Godfrey Sealy organized the first gay/lesbian chat room sessions where Trinidadians could come together in a “safe” environment to discuss their concerns and the way forward. Sealy attended AIDS conferences around the world and was well respected from Antigua to Amsterdam. He worked with the Caribbean Epidemiology Centre (CAREC) and the National AIDS Coordinating Committee (NACC) to promote healthy sexual choices within the gay community, and was a co-founder with Catherine Williams in setting up Community Action Resource (CARe), to assist the HIV positive, especially the homeless. Sealy also worked with Friends for Life, who assisted mainly gay men and lesbian women in their daily struggles with the disease.

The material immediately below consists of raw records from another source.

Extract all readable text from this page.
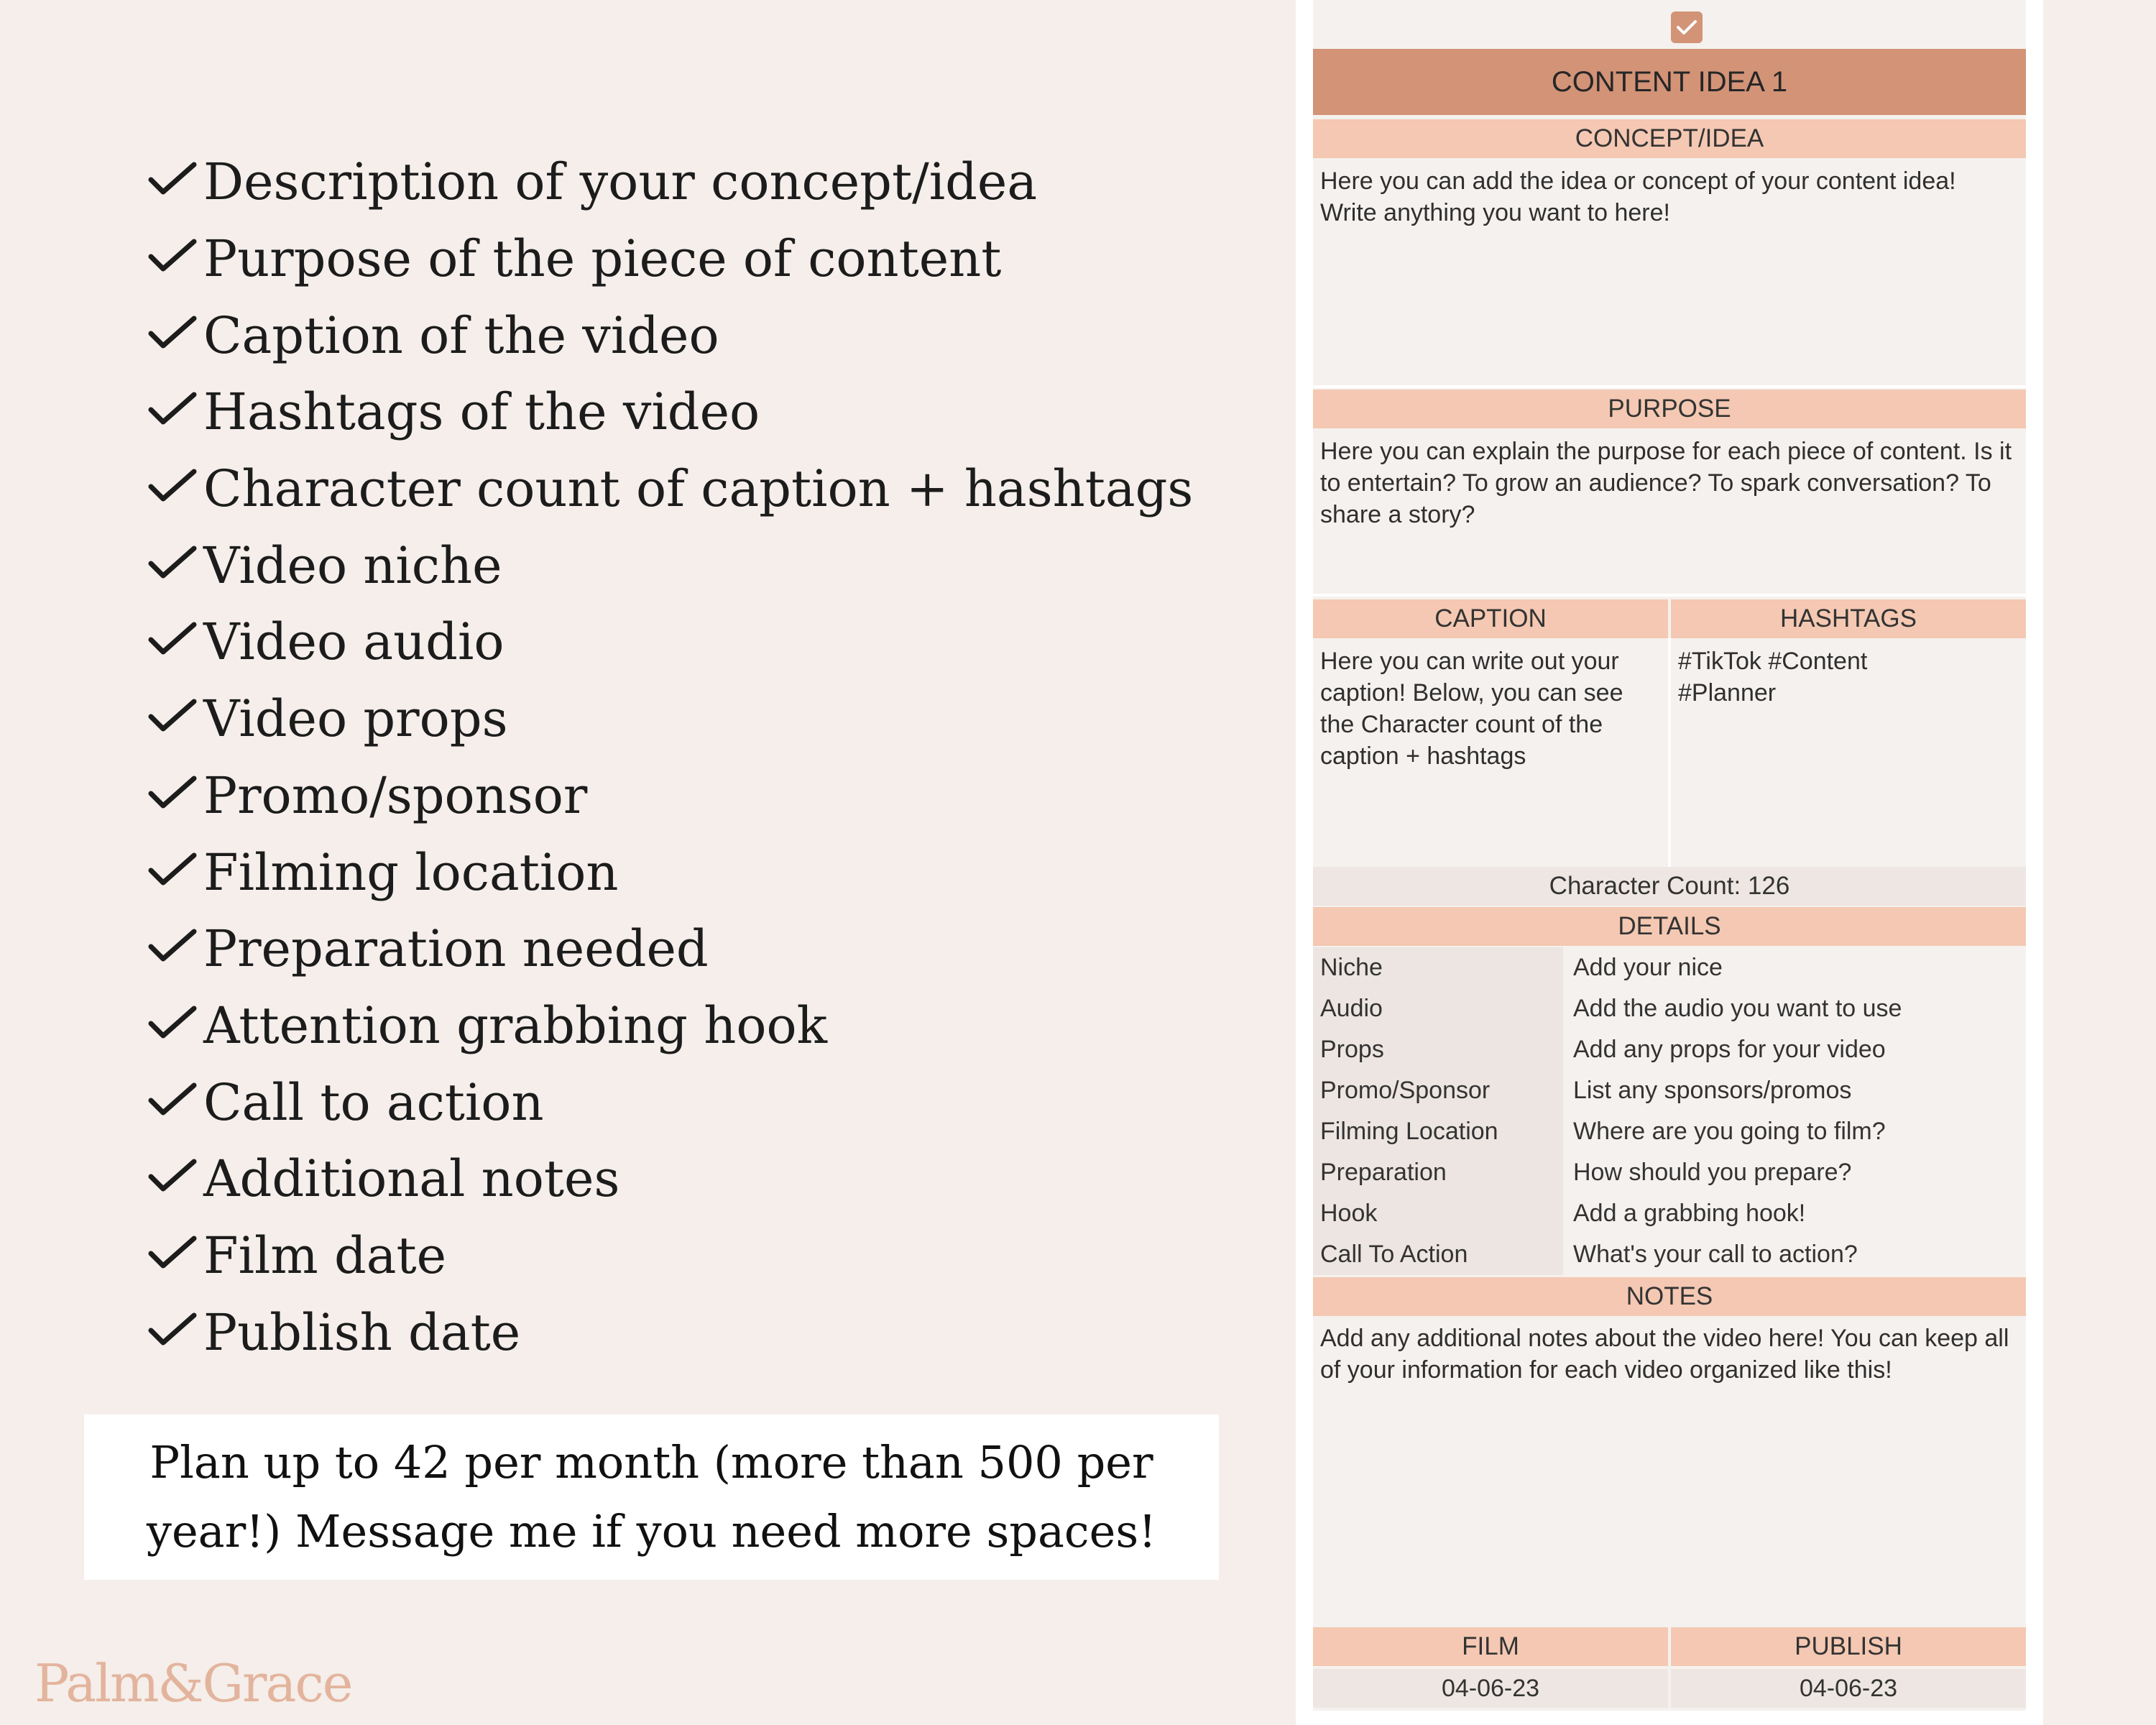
Description of your concept/idea
Purpose of the piece of content
Caption of the video
Hashtags of the video
Character count of caption + hashtags
Video niche
Video audio
Video props
Promo/sponsor
Filming location
Preparation needed
Attention grabbing hook
Call to action
Additional notes
Film date
Publish date
Plan up to 42 per month (more than 500 per
year!) Message me if you need more spaces!
Palm&Grace
CONTENT IDEA 1
CONCEPT/IDEA
Here you can add the idea or concept of your content idea! Write anything you want to here!
PURPOSE
Here you can explain the purpose for each piece of content. Is it to entertain? To grow an audience? To spark conversation? To share a story?
CAPTION	HASHTAGS
Here you can write out your caption! Below, you can see the Character count of the caption + hashtags
#TikTok #Content #Planner
Character Count: 126
DETAILS
Niche	Add your nice
Audio	Add the audio you want to use
Props	Add any props for your video
Promo/Sponsor	List any sponsors/promos
Filming Location	Where are you going to film?
Preparation	How should you prepare?
Hook	Add a grabbing hook!
Call To Action	What's your call to action?
NOTES
Add any additional notes about the video here! You can keep all of your information for each video organized like this!
FILM	PUBLISH
04-06-23	04-06-23
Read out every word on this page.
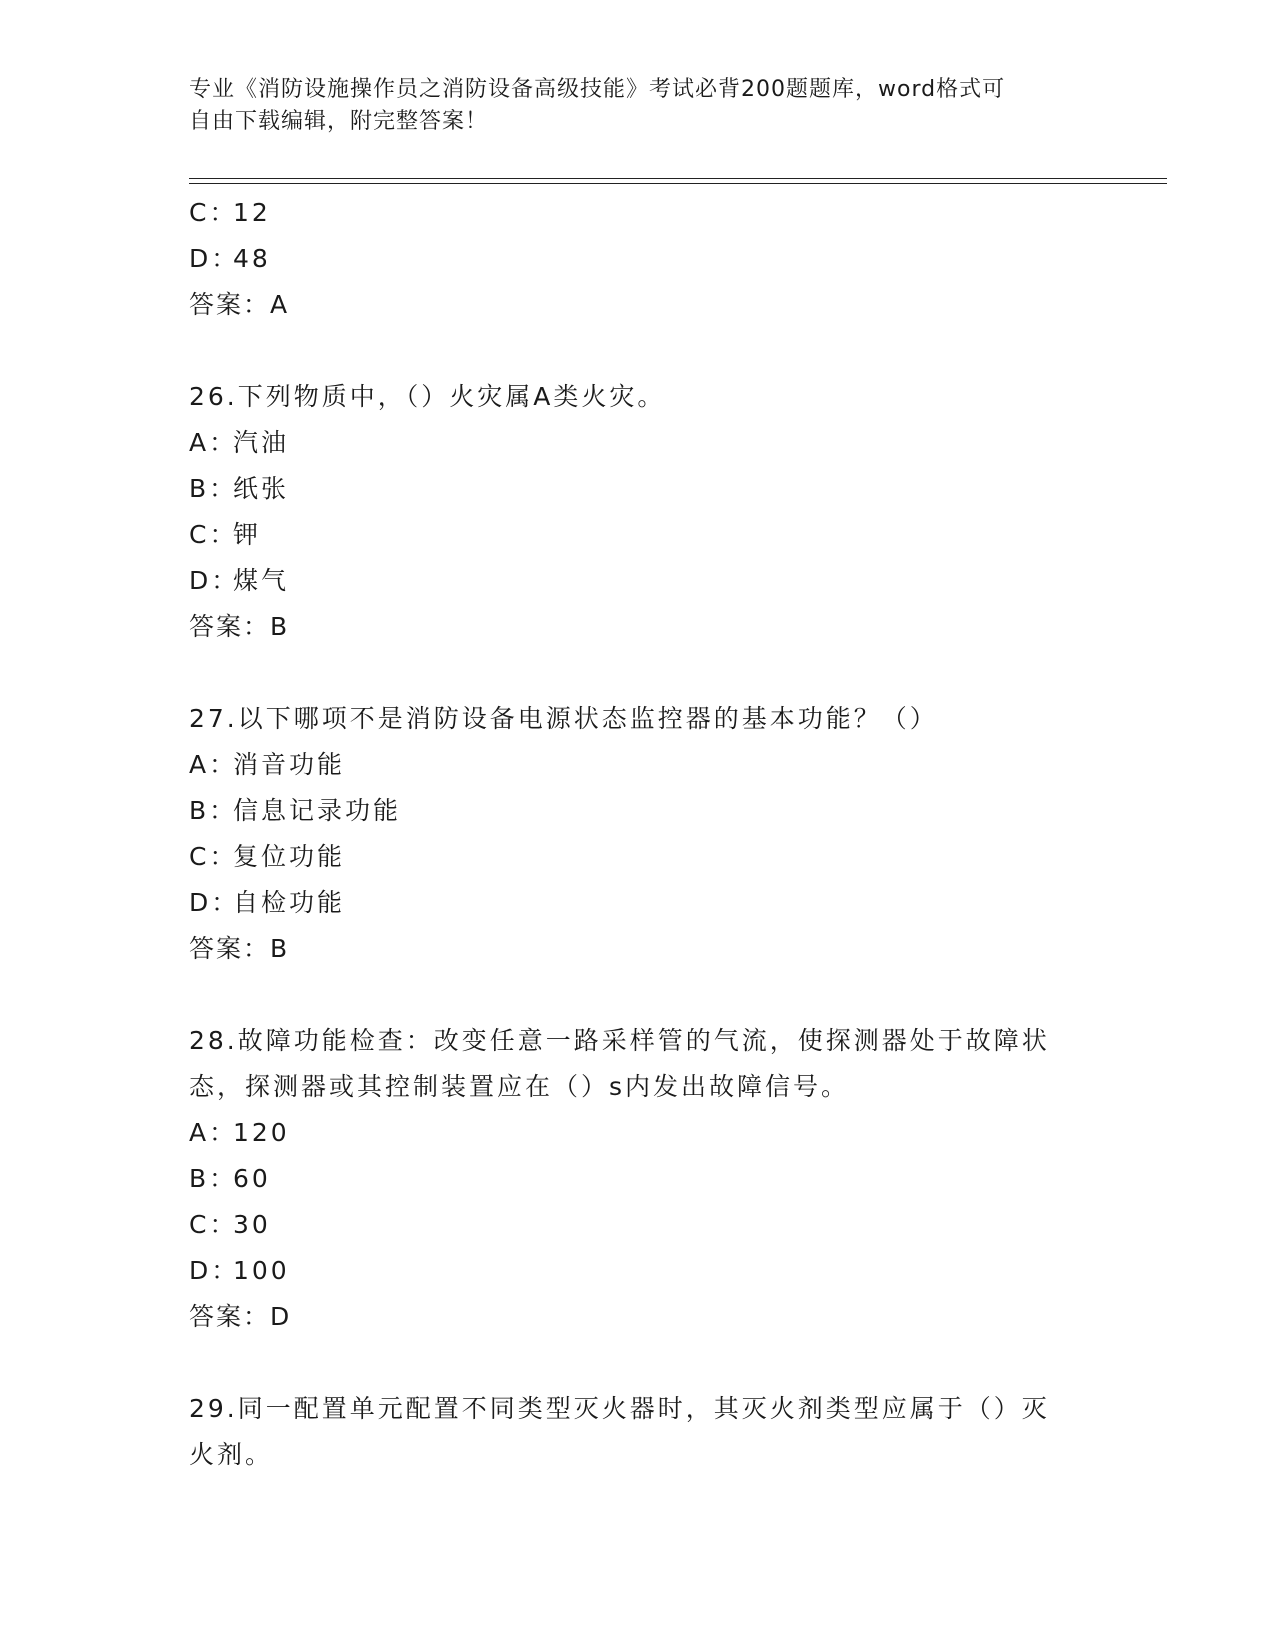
专业《消防设施操作员之消防设备高级技能》考试必背200题题库，word格式可
自由下载编辑，附完整答案！
C：12
D：48
答案：A
26.下列物质中，（）火灾属A类火灾。
A：汽油
B：纸张
C：钾
D：煤气
答案：B
27.以下哪项不是消防设备电源状态监控器的基本功能？（）
A：消音功能
B：信息记录功能
C：复位功能
D：自检功能
答案：B
28.故障功能检查：改变任意一路采样管的气流，使探测器处于故障状
态，探测器或其控制装置应在（）s内发出故障信号。
A：120
B：60
C：30
D：100
答案：D
29.同一配置单元配置不同类型灭火器时，其灭火剂类型应属于（）灭
火剂。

Just before his death, Sealy received an honor from CARICOM for his courage in the fight against HIV/AIDS. But he was not well enough to go, so Father Harvey traveled to Guyana to accept the award on his behalf.
Godfrey Sealy lost his battle with AIDS on April 26, 2006, at Mercy Home Hospice in Woodbrook. Sealy was only 46, and died of complications from pneumonia. His sister, Ann Marie, said that he had been speaking up to the day before, and went very peacefully. A very moving tribute was created by Godfrey’s partner, Cyrus Sylvester, and can be viewed on YouTube.
At the time of his death, Sealy was working on a musical called “Paradise Garage,” geared toward youth with HIV. It was posthumously staged with the assistance of his sister, Ann Marie.
Father Harvey would remember Godfrey for his courage and his strong spirit. “He was both HIV positive and homosexual, and in living out the tensions of what that meant in our society, he became a figure both of tremendous admiration and also discrimination and stigma.”
We remember Godfrey Sealy for his immeasurable contributions to the arts and his advocacy for the LGBTQ community and people living with HIV/AIDS.